Examples of potentially large reconciliation items include future retiree benefit costs; goodwill from purchase method transactions; and shared services costs, for operations like accounts payable processing or purchasing if done centrally.
"Unless you charge some of this stuff back to the units, your segment information is going to get really messy," says Lowe.
The Outside Game
All this internal rejiggering is needed because most finance executives hope to report the absolute minimum to satisfy their external auditors and the Securities and Exchange Commission that they are complying with the new rule. The main reason, they say, is to reduce the amount of information that would be useful to competitors, vendors, and customers.

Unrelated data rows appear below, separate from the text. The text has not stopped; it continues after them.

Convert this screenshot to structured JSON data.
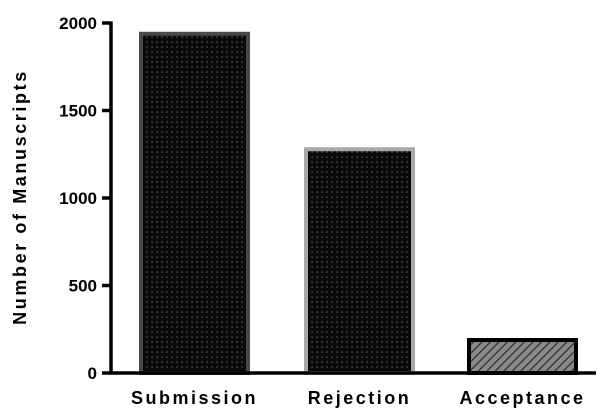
{
  "chart_data": {
    "type": "bar",
    "categories": [
      "Submission",
      "Rejection",
      "Acceptance"
    ],
    "values": [
      1950,
      1290,
      200
    ],
    "ylabel": "Number of Manuscripts",
    "xlabel": "",
    "ylim": [
      0,
      2000
    ],
    "yticks": [
      0,
      500,
      1000,
      1500,
      2000
    ],
    "grid": false,
    "bar_styles": [
      {
        "fill": "#0a0a0a",
        "outline": "#4a4a4a",
        "pattern": "dots"
      },
      {
        "fill": "#0a0a0a",
        "outline": "#a8a8a8",
        "pattern": "dots"
      },
      {
        "fill": "#7a7a7a",
        "outline": "#000000",
        "pattern": "diagonal-hatch"
      }
    ]
  }
}
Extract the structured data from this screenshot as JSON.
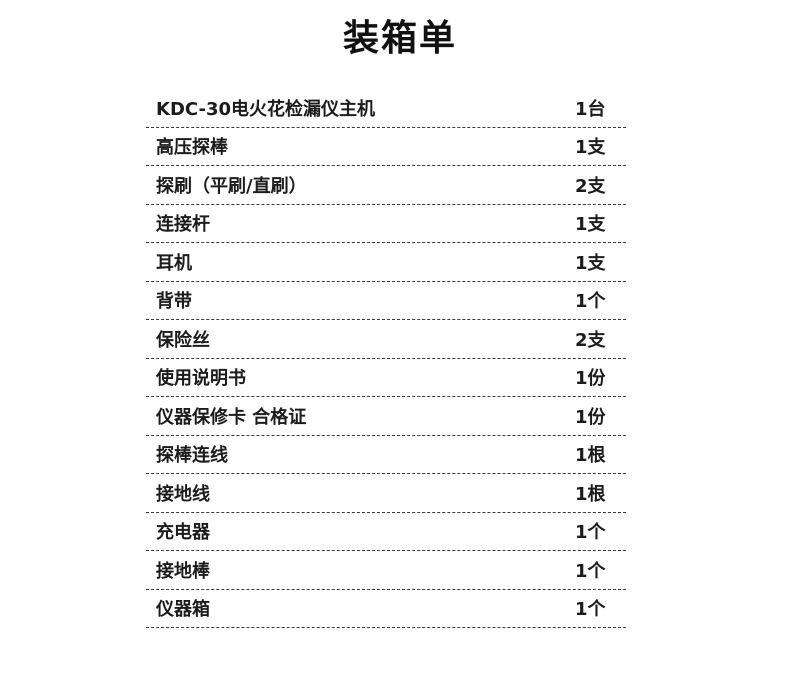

"Any additional information we have to report on our business units would be useful to Caterpillar or John Deere," says Bob Naglieri, vice president and controller of $5.5 billion (in sales) Case Corp., an agricultural- and construction-products maker in Racine, Wisconsin. "Of course, anything we can get on them would be useful, too. So I think everyone is going to try to put forward as little information as possible."
There is also the fear that customers and vendors will respond to new disclosures of wide-margin businesses with tougher bargaining.
"I think I'll be able to learn a lot about some of my vendors and manufacturers, and I'll naturally be using that information when we sit down to negotiate with them," says Don Platt, CFO of US Office Products Co., in Washington, D.C., a $3.5 billion nationwide office-supplies and business-services firm. "Of course, that may be difficult. There are a lot of games one can play with this standard, and everyone will have a different reporting method, so real profitability will be tough to determine."
But analysts doubt that more information about business segments will hurt a company's competitive position. "We all heard the same thing when FAS 14 was introduced, but everyone got used to it," says Bear, Stearns's McConnell. "After all, most competitors know much more about each other financially than is reported already, so there will be little news in these new disclosures for them."
To analysts, the complaint is merely a smoke screen for corporate executives who simply want to prevent investors from criticizing their decisions and revaluing businesses based on their parts. But now that FASB has backed down from requiring more-specific disclosures, those executives needn't prove Wall Street wrong.
Ian Springsteel is an associate editor at CFO.